NBA All Star Duds Part 2

NBA All Star Duds Part 2

 

The NBA offseason continues to drag along as we travel through the dark heart of August. The only thing that is up is the temperature so we’re taking a cooling break and looking at NBA stars whose contribution is severely overrated when injuries are taken into account. Today, let’s start with one of my favorite players:

 

Kawhi Leonard. Great player, led my Raptors to a championship and gave everything he had to do it. But he’s only played 109 of a possible 237 games over the past 3 years and 178 games out of 401 games in the past 5 years. Clearly, it’s irresponsible to try and consider what the Clippers will be with Kawhi on it and even more so to try and predict how well they might do in the playoffs after the rigors of an 82 game season on his fragile body. Another year older, the odds are not in the Clippers favor that he will be available for the playoffs. 

 

Paul George. While we’re speaking of the Clippers, George has only managed to play in 133 of the last 237 games, including only 31 games last season. Imagine the probability involved in both these stars making it to the playoffs healthy. I wouldn’t bet on that and I’ll bet if you do the math, you won’t either. 

 

Zion Williamson. Zion might be one of the last people I would want to berate and I wish him nothing but the best, but, and it’s a big but, the young man has to stop being his own worst enemy. While nowhere near as fragile as Greg Oden, that is the shadow Zion is getting close to being covered by. No way you can predict his team’s success this season with him on it until he proves he can be on it for an extended period of time and that is looking more unlikely all the time. 

 

Kristaps Porzingis. With only 102 games played out of the last 237, the once fabled unicorn has proven again to be just that, a fable. Thus far too fragile to make even a seasonal impact on any club,  the less than mystical beast may or may not improve a lackluster Washington team this year, but again, the odds suggest not. In any case, each time he comes back from injury, he seems to come back less than he was before. 

 

While these 4 and the previous 4 Duds fill the top shelf of the too injured to really be useful shelf, the 4 sitting on the next shelf down would include: Markelle Fultz, John Wall, Jimmy Butler and Bradley Beal.

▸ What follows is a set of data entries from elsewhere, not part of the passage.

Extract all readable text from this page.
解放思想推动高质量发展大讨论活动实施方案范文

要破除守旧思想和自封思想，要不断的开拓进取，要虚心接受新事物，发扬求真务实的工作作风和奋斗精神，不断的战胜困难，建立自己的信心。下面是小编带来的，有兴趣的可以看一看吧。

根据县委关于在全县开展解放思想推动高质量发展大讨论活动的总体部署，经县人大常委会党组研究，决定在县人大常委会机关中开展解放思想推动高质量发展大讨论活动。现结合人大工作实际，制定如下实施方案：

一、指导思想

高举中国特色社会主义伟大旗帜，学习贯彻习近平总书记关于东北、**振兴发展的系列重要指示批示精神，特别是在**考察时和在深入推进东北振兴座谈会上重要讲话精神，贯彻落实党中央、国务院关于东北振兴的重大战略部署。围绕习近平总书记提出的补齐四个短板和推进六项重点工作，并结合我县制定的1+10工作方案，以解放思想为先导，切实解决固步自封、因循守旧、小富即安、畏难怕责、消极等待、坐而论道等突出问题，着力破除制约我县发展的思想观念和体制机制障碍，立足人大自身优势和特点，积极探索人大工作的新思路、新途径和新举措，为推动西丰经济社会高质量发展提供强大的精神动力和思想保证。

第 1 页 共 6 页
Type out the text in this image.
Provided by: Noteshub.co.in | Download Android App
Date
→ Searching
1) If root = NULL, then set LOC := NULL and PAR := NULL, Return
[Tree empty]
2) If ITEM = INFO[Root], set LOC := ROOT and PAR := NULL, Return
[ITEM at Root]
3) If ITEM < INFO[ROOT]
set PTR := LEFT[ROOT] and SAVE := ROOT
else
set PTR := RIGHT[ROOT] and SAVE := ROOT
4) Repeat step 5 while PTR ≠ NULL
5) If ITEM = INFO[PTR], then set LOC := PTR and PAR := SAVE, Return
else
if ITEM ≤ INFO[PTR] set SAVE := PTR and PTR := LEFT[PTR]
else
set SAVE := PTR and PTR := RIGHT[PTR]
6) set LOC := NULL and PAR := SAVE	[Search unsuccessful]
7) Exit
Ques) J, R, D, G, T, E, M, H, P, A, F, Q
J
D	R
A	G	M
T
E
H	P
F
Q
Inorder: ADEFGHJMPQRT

Sure, Fultz is too young and rarely factored into team predictions and John Wall is finally on a contract that fits the actual contribution he is going to make, but both still get too much airtime for worth. Butler and Beal? They need to win something in order to demonstrate they can be the pivotal piece on a winning squad. I won’t argue if you want Butler off this list, perhaps, but everyone else stays.

 

So let’s stop talking about these Duds as if they are going to make a meaningful contribution to their team’s championship chances. As in past years, what they’re going to give us is, ‘If only they’d remained healthy’.